Die Bauern kontern, die Ernährung sei das Grundverständnis jeden Landwirts, aber nicht um den Preis des eigenen Ruins. Die Reaktion des Umweltministeriums: Es lockert die Emissionsschutzverordnung, damit Getreide (wegen hoher Schadstoffe) als Regelbrennstoff zulässig wird.
Und die Bevölkerung? Sie will alles. Billig tanken, billig essen und Biobauern, bei denen man Ferien im Heu machen kann.
Natürlich ökologisch unbedenklich und moralisch einwandfrei. Für Städter zumal besteht die Natur aus Hund und Hamster, gerade noch Igel und Meise. Bei Tauben hört der Spaß auf und mutiert zur Panik, wenn sich Fuchs oder gar Wildsau durch den Gartenzaun wühlen. Da erschallt - ganz ungewohnt in Ökokreisen - der Ruf nach den Jägern.

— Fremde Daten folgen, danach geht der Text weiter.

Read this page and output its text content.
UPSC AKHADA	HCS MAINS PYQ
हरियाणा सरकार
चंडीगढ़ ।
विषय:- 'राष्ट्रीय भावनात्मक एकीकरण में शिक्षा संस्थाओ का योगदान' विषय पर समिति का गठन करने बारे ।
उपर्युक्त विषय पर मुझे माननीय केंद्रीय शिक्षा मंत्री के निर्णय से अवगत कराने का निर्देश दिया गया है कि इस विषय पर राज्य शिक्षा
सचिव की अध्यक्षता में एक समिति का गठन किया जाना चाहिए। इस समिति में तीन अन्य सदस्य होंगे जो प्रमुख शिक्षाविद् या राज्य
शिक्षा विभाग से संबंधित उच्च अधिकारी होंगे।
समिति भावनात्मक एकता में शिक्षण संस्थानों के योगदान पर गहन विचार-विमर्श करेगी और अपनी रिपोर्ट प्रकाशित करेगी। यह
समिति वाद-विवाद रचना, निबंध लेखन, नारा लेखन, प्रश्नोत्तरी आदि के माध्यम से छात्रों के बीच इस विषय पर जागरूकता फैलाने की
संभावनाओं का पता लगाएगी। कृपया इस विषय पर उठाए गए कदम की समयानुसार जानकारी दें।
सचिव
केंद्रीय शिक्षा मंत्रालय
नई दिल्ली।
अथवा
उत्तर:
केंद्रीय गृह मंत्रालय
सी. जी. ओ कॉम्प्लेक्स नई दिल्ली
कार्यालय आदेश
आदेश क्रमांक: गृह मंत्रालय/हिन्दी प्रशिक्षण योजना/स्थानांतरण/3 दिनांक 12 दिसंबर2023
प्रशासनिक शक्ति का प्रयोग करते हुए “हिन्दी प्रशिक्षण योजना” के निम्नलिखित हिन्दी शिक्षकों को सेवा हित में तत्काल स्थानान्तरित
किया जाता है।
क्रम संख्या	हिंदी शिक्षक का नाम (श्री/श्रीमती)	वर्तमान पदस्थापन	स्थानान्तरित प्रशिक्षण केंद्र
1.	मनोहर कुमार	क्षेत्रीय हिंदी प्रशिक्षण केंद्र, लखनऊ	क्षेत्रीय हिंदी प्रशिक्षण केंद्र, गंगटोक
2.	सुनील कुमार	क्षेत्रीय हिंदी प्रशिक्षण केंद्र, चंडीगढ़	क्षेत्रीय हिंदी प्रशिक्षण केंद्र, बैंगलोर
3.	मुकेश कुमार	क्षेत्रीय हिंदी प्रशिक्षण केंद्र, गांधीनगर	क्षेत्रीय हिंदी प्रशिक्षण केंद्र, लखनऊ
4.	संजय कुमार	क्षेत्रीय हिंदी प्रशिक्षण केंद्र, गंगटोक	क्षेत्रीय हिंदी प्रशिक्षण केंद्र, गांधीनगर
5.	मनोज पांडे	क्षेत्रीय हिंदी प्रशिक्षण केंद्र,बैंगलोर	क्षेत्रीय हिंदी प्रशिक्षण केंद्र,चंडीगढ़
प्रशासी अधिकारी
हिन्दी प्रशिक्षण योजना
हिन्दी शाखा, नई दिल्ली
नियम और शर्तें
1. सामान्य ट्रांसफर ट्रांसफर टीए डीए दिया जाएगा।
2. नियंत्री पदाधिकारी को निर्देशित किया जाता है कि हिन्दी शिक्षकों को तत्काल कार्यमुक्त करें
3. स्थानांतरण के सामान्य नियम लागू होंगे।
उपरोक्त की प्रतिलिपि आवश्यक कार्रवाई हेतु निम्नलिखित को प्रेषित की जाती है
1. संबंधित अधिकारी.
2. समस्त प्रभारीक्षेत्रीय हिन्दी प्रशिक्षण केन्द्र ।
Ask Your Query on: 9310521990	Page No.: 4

Wir lernen: Natur ist widersprüchlich, kein Ort zum Kuscheln. Außerdem ständig im Wandel wie das Klima, das ein Teil von ihr ist. Auch Stadtnatur ist vielfältig. Wir hätten ihren Tieren und Pflanzen bisher nur viel zu wenig Aufmerksamkeit geschenkt, meint der Münchner Zoologe, Professor Josef Reichhof.
Ob er studieren statt schießen meint? Auf der Suche nach dem Schlaraffenland wird man beim Bauern also eher nicht fündig. Und das, obwohl die europäische Steuerzahler die deutsche Agrarwirtschaft mit mehr als 6000 Millionen Euro finanzieren - jedes Jahr. Wer genau zu den Begünstigten gehört und in welcher Höhe, dazu schweigen die Empfänger eisern. Nur keinen Neid! Aber es sind bestimmt nicht die kleinen Betriebe, die mit Subventionen verwöhnt werden. Auch hier gilt: Wer hat, dem wird gegeben.
Ein Großkonzern wie Südzucker soll nach Recherchen der Entwicklungsorganisation Oxfam jährlich etwa 90 Millionen Euro erhalten. Durchsichtiger ist die Szene nicht und soll es nach Auskunft des Bundeslandwirtschaftsministeriums vor 2009 auch nicht werden. Warum? Bis dahin ist die Agrarpolitik vermutlich langfristig festgezurrt.
Im Sommer rief Bundespräsident Köhler den Landwirten bei ihrem Bauertag zu: "Sie werden wieder gebrauch!" Wofür? Als Ernährer? Das machen andere billiger.
Als bezahlte Landschaftspfleger? Das ist vielen nicht genug. Also doch per Biomasse für günstigen Kraftstoff? Ob das, was der Erzbischof anprangert, mit seiner Moral vereinbar sei, frage ich den studierten Landwirt Erbgraf zu Neipperg. Er sieht die Sache standesgemäß historisch: "Schon immer wurde ein teil des Getreides für Pferde- und Ochsenfutter verwendet, also für das, was heute unser Benzin ist."
Mobilität ist eben auch ein Lebensmittel.